Chaque question posée à une intelligence artificielle a un coût pour la planète plus élevée qu’une simple requête sur un moteur de recherche. Or, si ChatGPT est la plus connue des IA génératives à l’heure actuelle, des alternatives moins gourmandes en énergie existent, dont Bloom (BigScience Large Open-science Open-access Multilingual Language Model).
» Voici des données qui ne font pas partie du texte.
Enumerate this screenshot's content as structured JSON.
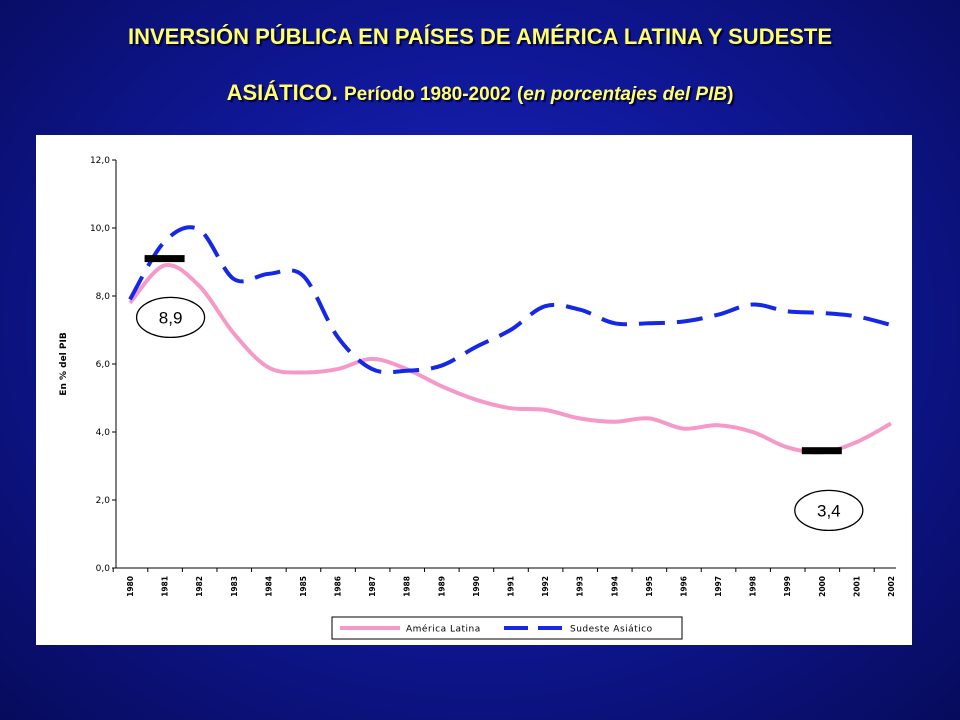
{
  "slide": {
    "title_line1": "INVERSIÓN PÚBLICA EN PAÍSES DE AMÉRICA LATINA Y SUDESTE",
    "title_line2_main": "ASIÁTICO.",
    "title_line2_period": "Período 1980-2002",
    "title_line2_paren_open": "(",
    "title_line2_italic": "en porcentajes del PIB",
    "title_line2_paren_close": ")"
  },
  "chart_data": {
    "type": "line",
    "ylabel": "En % del PIB",
    "ylim": [
      0,
      12
    ],
    "yticks": [
      0,
      2,
      4,
      6,
      8,
      10,
      12
    ],
    "ytick_labels": [
      "0,0",
      "2,0",
      "4,0",
      "6,0",
      "8,0",
      "10,0",
      "12,0"
    ],
    "x": [
      "1980",
      "1981",
      "1982",
      "1983",
      "1984",
      "1985",
      "1986",
      "1987",
      "1988",
      "1989",
      "1990",
      "1991",
      "1992",
      "1993",
      "1994",
      "1995",
      "1996",
      "1997",
      "1998",
      "1999",
      "2000",
      "2001",
      "2002"
    ],
    "series": [
      {
        "name": "América Latina",
        "color": "#f59ac8",
        "style": "solid",
        "values": [
          7.8,
          8.9,
          8.3,
          6.9,
          5.9,
          5.75,
          5.85,
          6.15,
          5.85,
          5.35,
          4.95,
          4.7,
          4.65,
          4.4,
          4.3,
          4.4,
          4.1,
          4.2,
          4.0,
          3.55,
          3.4,
          3.7,
          4.25
        ]
      },
      {
        "name": "Sudeste Asiático",
        "color": "#1428e6",
        "style": "dashed",
        "values": [
          7.9,
          9.6,
          9.95,
          8.5,
          8.65,
          8.6,
          6.8,
          5.85,
          5.8,
          5.95,
          6.5,
          7.0,
          7.7,
          7.6,
          7.2,
          7.2,
          7.25,
          7.45,
          7.75,
          7.55,
          7.5,
          7.4,
          7.15
        ]
      }
    ],
    "annotations": [
      {
        "text": "8,9",
        "year": "1981",
        "value": 8.9,
        "marker_value": 9.1
      },
      {
        "text": "3,4",
        "year": "2000",
        "value": 3.4,
        "marker_value": 3.45
      }
    ],
    "legend_position": "bottom",
    "grid": false
  }
}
« On en parle peu mais la France bâtit son propre ChatGPT depuis 2021. Bloom est un projet ouvert et participatif piloté par Hugging Face, une start-up fondée par trois Français à New-York », explique Laurence Devillers, professeure d’intelligence artificielle à la Sorbonne et chercheuse au CNRS. Ce modèle open source, disponible en 59 langues, a été conçu et entraîné par plus de 1.000 ingénieur·e·s, avec le soutien du CNRS, du ministère français de l’enseignement supérieur et de la recherche ainsi que d’entreprises telles que Thalès, Airbus ou Orange Labs.

Ce chatbot s’entraîne sur le supercalculateur le plus puissant d’Europe, Jean-Zay, basé à Saclay. « On a utilisé un réseau de neurones de 176 milliards de paramètres », précise Pierre-François Lavallée, le directeur de l’Idris (Institut du développement et des ressources en informatique scientifique, qui dépend du CNRS), à Saclay.
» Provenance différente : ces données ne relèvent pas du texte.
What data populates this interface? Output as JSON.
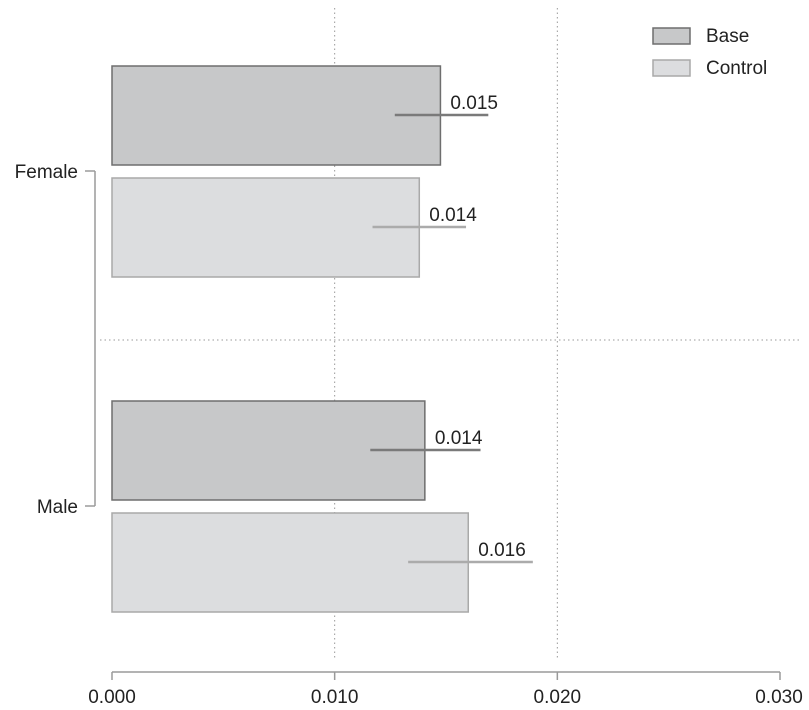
{
  "chart_data": {
    "type": "bar",
    "orientation": "horizontal",
    "categories": [
      "Female",
      "Male"
    ],
    "series": [
      {
        "name": "Base",
        "values": [
          0.01475,
          0.01405
        ],
        "error_low": [
          0.0127,
          0.0116
        ],
        "error_high": [
          0.0169,
          0.01655
        ],
        "labels": [
          "0.015",
          "0.014"
        ]
      },
      {
        "name": "Control",
        "values": [
          0.0138,
          0.016
        ],
        "error_low": [
          0.0117,
          0.0133
        ],
        "error_high": [
          0.0159,
          0.0189
        ],
        "labels": [
          "0.014",
          "0.016"
        ]
      }
    ],
    "xlim": [
      0,
      0.03
    ],
    "xticks": [
      "0.000",
      "0.010",
      "0.020",
      "0.030"
    ],
    "xtick_values": [
      0,
      0.01,
      0.02,
      0.03
    ],
    "title": "",
    "xlabel": "",
    "ylabel": "",
    "grid": "dotted vertical at major ticks; dotted separator between groups",
    "legend_position": "top-right",
    "colors": {
      "Base": "#c7c8c9",
      "Base_edge": "#6e6e6e",
      "Base_error": "#7a7a7a",
      "Control": "#dcdddf",
      "Control_edge": "#a9a9a9",
      "Control_error": "#ababab",
      "axis": "#9a9a9a",
      "grid": "#9a9a9a"
    }
  }
}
« Bloom mise sur l’éthique, la transparence et le consentement », d’après la chercheuse québécoise Sasha Luccioni, associée à Hugging Face. « L’entrainement de Bloom utilise 20 fois moins d’énergie que ChatGPT », affirme-t-elle (cf. graphe d’illustration). La chercheuse a notamment contribué à élaborer une calculette de l’impact carbone des outils d’intelligence artificielle générative, appelé CodeCarbon. Elle a également étudié l’impact des modèles d’IA sur les pratiques discriminatoires et sur la propriété intellectuelle pour aider les entreprises à choisir un modèle d’IA en connaissance de cause.
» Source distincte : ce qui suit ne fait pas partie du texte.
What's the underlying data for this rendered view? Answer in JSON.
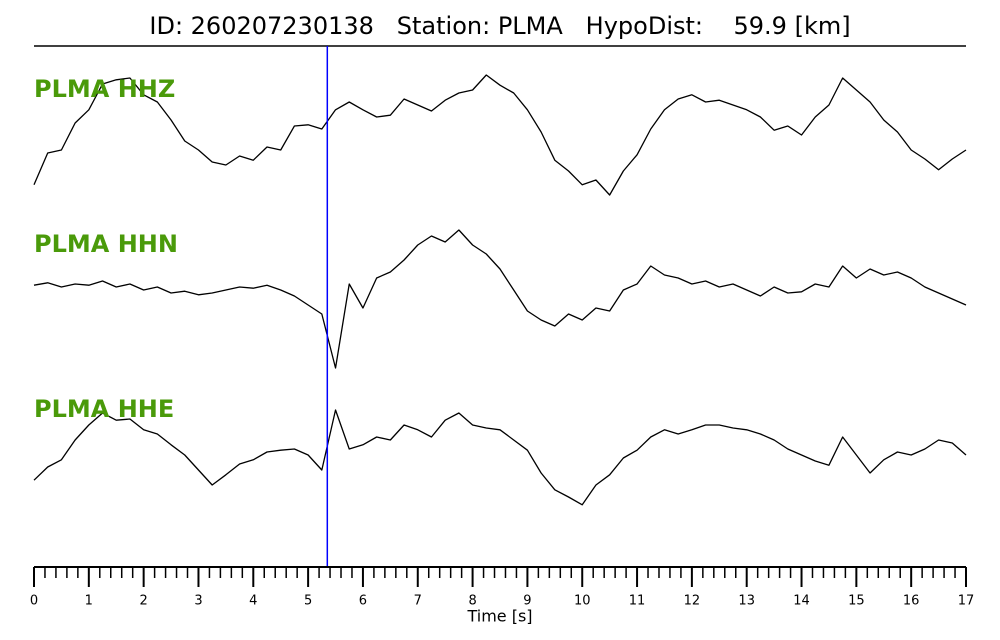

« Lorsqu’elle est opaque, l’intelligence artificielle dispose d’un gros pouvoir de manipulation », rappelle Laurence Devillers. Il faudrait d’ailleurs plutôt parler de ‘capacité analytique’ que d’intelligence, selon elle. « Il faut rester vigilant en veillant à ce que les développements de l’IA respectent une certaine éthique ». Elle regrette que la transparence ne soit pas une priorité chez la plupart des multinationales du numérique et rappelle que deux chercheuses de Google, Timnit Gebru et Margaret Mitchell, ont été licenciées pour avoir exposé des failles du système IA de leur entreprise.